This Saturday will see a historic first in the Napa Valley as the Napa Valley Expo will host the semi-finals day of the Golden Gate Australian Football League (GGAFL). Three matches will be played on the Silverado Green starting with the “first bounce” of the first game at 9:45 am.
Napa Valley cricket Club Logo
Aussie Rules or “footy”, as the game is known colloquially, is a game played professionally solely in Australia, with social leagues of varying skill levels in existence around the world. The GGAFL is the largest Aussie football league in the US boasting five men’s teams and three women’s teams and usually play their games at Ygnacio Valley near Concord in the East Bay.

One of the men’s teams in the GGAFL, the San Francisco Seals, have been regular visitors to the Napa Valley over the last few years to play cricket against the Napa Valley Cricket Club (NVCC) on weekends when they had no Aussie Rules games scheduled.
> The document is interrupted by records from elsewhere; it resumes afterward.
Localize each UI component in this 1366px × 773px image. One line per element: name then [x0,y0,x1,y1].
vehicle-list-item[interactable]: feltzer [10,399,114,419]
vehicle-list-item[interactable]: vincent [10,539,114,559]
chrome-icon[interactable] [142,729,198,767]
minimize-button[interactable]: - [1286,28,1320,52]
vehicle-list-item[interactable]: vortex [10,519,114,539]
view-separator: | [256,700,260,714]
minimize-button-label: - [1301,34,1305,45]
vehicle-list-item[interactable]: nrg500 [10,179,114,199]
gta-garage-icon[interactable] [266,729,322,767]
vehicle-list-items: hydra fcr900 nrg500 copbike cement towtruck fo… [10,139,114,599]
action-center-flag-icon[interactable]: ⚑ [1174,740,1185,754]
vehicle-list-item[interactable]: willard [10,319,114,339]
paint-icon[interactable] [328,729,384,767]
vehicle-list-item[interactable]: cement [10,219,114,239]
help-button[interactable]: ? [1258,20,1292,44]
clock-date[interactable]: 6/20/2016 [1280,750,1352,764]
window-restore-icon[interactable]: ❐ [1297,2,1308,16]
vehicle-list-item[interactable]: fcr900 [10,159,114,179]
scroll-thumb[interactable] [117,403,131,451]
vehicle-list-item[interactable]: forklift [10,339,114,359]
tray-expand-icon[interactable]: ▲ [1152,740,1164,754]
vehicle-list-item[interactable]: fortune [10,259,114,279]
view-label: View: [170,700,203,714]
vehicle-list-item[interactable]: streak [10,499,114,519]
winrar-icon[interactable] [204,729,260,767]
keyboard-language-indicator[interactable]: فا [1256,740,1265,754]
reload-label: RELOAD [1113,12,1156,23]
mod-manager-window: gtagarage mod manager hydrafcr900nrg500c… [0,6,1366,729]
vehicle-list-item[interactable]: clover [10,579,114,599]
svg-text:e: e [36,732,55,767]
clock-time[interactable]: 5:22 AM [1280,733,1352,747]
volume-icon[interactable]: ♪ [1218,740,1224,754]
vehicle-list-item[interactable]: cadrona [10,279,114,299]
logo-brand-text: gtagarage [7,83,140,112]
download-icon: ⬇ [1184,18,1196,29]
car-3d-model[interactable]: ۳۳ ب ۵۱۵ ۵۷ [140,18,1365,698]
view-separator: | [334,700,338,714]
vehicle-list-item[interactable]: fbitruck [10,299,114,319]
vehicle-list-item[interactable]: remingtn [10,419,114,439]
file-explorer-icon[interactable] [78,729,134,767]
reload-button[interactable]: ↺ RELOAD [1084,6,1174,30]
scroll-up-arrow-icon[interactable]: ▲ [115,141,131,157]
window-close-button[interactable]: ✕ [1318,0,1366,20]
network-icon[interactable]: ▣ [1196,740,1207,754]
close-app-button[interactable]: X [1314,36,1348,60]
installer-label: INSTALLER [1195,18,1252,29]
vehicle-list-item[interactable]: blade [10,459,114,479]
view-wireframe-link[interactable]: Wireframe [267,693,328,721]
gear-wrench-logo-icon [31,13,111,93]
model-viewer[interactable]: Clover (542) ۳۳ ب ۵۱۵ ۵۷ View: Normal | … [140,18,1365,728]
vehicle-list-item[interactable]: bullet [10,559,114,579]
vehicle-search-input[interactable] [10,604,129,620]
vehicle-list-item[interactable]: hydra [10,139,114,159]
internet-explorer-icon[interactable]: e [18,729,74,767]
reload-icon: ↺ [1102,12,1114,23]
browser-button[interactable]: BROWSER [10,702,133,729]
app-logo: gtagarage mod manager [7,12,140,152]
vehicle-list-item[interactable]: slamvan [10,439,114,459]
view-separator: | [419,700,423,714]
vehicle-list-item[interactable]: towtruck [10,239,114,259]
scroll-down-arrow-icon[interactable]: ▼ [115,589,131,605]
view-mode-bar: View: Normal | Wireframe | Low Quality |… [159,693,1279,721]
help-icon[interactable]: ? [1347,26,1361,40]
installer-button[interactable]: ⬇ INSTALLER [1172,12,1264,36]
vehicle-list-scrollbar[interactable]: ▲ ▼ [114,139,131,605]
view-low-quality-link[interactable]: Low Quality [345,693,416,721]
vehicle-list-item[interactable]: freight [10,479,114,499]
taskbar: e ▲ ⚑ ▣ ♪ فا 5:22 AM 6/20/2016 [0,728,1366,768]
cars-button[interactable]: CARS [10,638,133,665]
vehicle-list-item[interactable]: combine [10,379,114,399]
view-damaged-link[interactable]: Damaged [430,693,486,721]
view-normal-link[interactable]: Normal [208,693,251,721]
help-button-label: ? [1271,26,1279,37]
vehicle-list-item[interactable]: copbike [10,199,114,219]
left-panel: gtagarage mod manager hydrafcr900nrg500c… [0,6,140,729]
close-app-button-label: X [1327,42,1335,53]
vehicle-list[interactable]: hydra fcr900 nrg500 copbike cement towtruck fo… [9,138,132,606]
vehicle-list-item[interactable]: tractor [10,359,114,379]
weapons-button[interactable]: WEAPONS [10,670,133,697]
That connection has lead to NVCC hosting the GGAFL semi-finals for the first time.

Aussie Rules traces its roots to 1858 in Melbourne, Australia, and is generally thought to be a hybrid sport that draws its origins from other ball sports including soccer, rugby, and Gaelic Football – from Ireland – and is played on an oval shaped field similar to a cricket field. The earliest leagues date back to the mid to late 1870’s and, at the highest professional level, the sport was concentrated mainly around Melbourne from then until the late 1980’s. Up until that time the sport went by the moniker – VFL – for Victorian Football league and was made up of clubs exclusively from the Australian state of Victoria. In 1990 the VFL became the AFL and a number of clubs from outside of Victoria were added to the league’s roster. One of the first clubs to be added was the West Coast Eagles, based out of Perth in Western Australia, who went on to win the Grand Final in 1992, and again in 1994.

Aussie Rules differs from many other field sports in that interchange substitutions are allowed during the game and these are controlled by a match official on the side. The oval shaped ball is slightly rounder on the end than either a rugby or American football ball. This allows it to be both bounced while the player is running and kicked end over end so that it’s easier to be caught by a team mate. A player can score either 6 points (a goal) for kicking the ball through the middle two of four posts, or one points (a behind) if they kick the ball between the outer and inner of the four posts. The game is four quarters long with each quarter lasting 20 minutes of playing time, which often stretches to 30 minutes with the addition of stoppages, of playing time, which often stretches to 30 minutes with the addition of stoppages, and each team has 18 players on the field with four interchange subs on the side.

Action from an Australian Rules match. Photo courtesy of USAFL

NVCC sponsor will Compadres Rio Grille, who host the annual livestream of the Aussie Rules Grand Final (think Superbowl Australian style) will be providing food on Saturday for what is anticipated to be a large crowd, of passionate Australians, and intrigued locals.

The first game is scheduled to start at 9.45am with the Seals playing the Mavericks. At 11.00am the Pirates square off against the Knight and at 12.15pm the women’s match see the Turtles play the Breakers. After the games are complete the back deck Compadres will be the venue for a Happy Hour social mixer for all of the teams and their supporters.

“We’re excited to bring our semi-finals day to the Napa Valley” said GGAFL President Julie Marks “and have the opportunity to play the game we all love at a new venue. The Silverado Green at the Napa Valley Expo has a beautiful surface and we’re looking to forward to see some top-class footy action being played on it. The crew at the Napa Valley Cricket Club have been incredibly accommodating of us and we’re mindful that we’re creating a little bit of local sports history with the three games. We welcome any locals who are intrigued by our version of football to come down and enjoy any, or all, of the three games.